Vous ne m’en voudrez pas de vous adresser cette lettre mais à chaque fois que j’ai ouvert la bouche pour vous admonester devant votre conduite des plus offensantes à mon égard, vous vous êtes courageusement enfui, toutes armes flageolantes alors que vous tentiez de les arborer si fièrement quelques instants auparavant.

De votre espèce, j’en ai trop rencontré  et ce, dès mon plus jeune âge. L’apprentissage de votre existence fait désormais partie de l’éducation donnée aux plus petits. Ne vous méprenez pas, nulle flatterie dans cela, de vous évoquer, je m’en passerais bien, mais voilà, vous êtes un de ces fléaux dont on apprend à se prémunir.

Bien que sévissant en tous lieux et circonstances, force est d’avouer que souvent, vous m’avez eue par surprise. Etait-ce cet air bonhomme qui m’endormit alors que seule avec vous dans une rame, vous jugeâtes approprié de faire respirer à vos attributs l’air déjà vicié du wagon ? Par souci de coquetterie, ce jour-là, j’avais négligé de chausser mes binocles et seule une certaine régularité de mouvement me prévint que vous étiez tout à votre affaire…

Bien malgré moi, mon cœur se mit à battre violemment, le sang à rougir mes joues, mes genoux à se serrer étroitement et mes mains agrippèrent fermement le manche de mon parapluie, prête à le planter dans votre abdomen à la moindre tentative de rapprochement.

Cette situation ne présentait guère de risques pour vous, les portes s’ouvrirent trop vite et je crois bien que la frustration s’empara de vous au moment où votre main, sèche, remballa la marchandise.

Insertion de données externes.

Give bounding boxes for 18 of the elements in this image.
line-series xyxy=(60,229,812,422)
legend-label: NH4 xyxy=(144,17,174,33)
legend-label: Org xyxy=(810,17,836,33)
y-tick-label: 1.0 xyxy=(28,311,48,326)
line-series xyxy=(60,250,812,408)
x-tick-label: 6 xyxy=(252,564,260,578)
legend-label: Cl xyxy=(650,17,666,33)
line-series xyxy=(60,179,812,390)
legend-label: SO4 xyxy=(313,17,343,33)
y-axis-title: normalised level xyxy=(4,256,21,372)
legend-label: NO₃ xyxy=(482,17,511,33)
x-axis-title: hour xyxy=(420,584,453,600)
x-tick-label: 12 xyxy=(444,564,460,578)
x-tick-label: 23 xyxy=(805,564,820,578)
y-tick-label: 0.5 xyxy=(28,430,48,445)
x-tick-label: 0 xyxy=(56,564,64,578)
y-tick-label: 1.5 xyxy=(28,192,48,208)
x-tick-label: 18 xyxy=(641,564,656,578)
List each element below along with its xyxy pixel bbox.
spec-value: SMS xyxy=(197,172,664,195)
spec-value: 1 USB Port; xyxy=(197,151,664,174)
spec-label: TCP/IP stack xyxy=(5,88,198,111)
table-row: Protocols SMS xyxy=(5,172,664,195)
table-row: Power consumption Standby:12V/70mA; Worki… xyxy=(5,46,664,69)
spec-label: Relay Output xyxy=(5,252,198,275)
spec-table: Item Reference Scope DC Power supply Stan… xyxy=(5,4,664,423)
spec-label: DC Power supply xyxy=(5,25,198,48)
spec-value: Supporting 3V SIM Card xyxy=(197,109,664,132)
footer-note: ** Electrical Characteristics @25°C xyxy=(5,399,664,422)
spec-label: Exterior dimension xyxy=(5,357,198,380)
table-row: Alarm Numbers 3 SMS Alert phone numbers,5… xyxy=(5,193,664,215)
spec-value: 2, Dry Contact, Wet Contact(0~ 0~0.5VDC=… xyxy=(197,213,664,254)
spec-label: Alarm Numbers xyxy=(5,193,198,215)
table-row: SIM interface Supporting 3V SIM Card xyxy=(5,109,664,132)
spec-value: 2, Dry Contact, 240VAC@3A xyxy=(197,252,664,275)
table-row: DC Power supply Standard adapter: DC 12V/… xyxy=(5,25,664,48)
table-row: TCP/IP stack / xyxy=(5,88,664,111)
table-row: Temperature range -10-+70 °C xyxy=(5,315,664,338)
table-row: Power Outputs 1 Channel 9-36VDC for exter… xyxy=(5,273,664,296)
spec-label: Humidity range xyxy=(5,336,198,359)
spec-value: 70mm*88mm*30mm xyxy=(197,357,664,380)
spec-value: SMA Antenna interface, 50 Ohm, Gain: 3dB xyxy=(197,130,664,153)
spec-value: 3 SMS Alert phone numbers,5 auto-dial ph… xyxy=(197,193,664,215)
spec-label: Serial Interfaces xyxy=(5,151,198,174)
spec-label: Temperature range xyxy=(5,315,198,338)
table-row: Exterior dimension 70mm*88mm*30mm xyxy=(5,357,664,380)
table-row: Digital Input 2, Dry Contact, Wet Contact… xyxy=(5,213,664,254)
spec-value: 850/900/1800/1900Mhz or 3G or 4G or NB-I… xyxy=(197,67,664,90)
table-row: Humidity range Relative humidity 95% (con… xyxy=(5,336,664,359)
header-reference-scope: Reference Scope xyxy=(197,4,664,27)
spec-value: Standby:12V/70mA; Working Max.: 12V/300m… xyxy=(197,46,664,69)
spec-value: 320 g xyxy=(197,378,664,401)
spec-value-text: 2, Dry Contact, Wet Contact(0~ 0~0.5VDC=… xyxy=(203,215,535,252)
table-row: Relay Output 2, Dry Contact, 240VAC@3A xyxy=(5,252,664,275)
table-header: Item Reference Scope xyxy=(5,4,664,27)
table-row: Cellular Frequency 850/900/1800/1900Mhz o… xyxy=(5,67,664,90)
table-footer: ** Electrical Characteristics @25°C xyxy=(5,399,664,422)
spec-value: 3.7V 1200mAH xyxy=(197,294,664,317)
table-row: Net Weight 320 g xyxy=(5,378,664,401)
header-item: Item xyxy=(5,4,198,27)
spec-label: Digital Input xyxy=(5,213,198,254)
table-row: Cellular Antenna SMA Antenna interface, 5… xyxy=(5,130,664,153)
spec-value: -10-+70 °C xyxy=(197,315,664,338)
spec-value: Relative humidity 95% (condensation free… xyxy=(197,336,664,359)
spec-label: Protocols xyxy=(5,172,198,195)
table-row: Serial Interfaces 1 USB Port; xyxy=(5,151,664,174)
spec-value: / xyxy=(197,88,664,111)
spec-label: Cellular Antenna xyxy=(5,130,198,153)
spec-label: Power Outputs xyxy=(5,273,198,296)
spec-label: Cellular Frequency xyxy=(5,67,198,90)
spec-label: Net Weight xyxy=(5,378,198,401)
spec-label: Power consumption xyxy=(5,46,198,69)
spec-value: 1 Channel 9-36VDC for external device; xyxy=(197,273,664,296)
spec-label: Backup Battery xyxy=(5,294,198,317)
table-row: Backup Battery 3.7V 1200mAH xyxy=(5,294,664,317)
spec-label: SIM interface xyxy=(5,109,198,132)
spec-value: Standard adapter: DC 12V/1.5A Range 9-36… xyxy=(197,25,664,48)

Alors, vous vous enhardîtes. Qui ne risque rien n’a rien, tout effort méritant réconfort, n’est-ce pas ?

Je vous rencontrais à nouveau (ou bien un de vos jumeaux) en pleine heure de pointe, serrés les uns contre les autres. L’espace était si comprimé qu’il était bien difficile d’esquisser un seul geste.

Pas pour vous.

Libérant prestement l’animal, vous vous frottâtes sans plus de retenue. Le hasard fit que ma cuisse se trouva sur votre chemin, et, passé le premier moment d’offense, ma main, toujours en alerte, dégaina sa fidèle aiguille à coudre pour se piquer dans votre excroissance. Le cri qui vous échappa fit converger tous les regards vers vous. A vous voir, on vous aurait donné le bon Dieu sans confession…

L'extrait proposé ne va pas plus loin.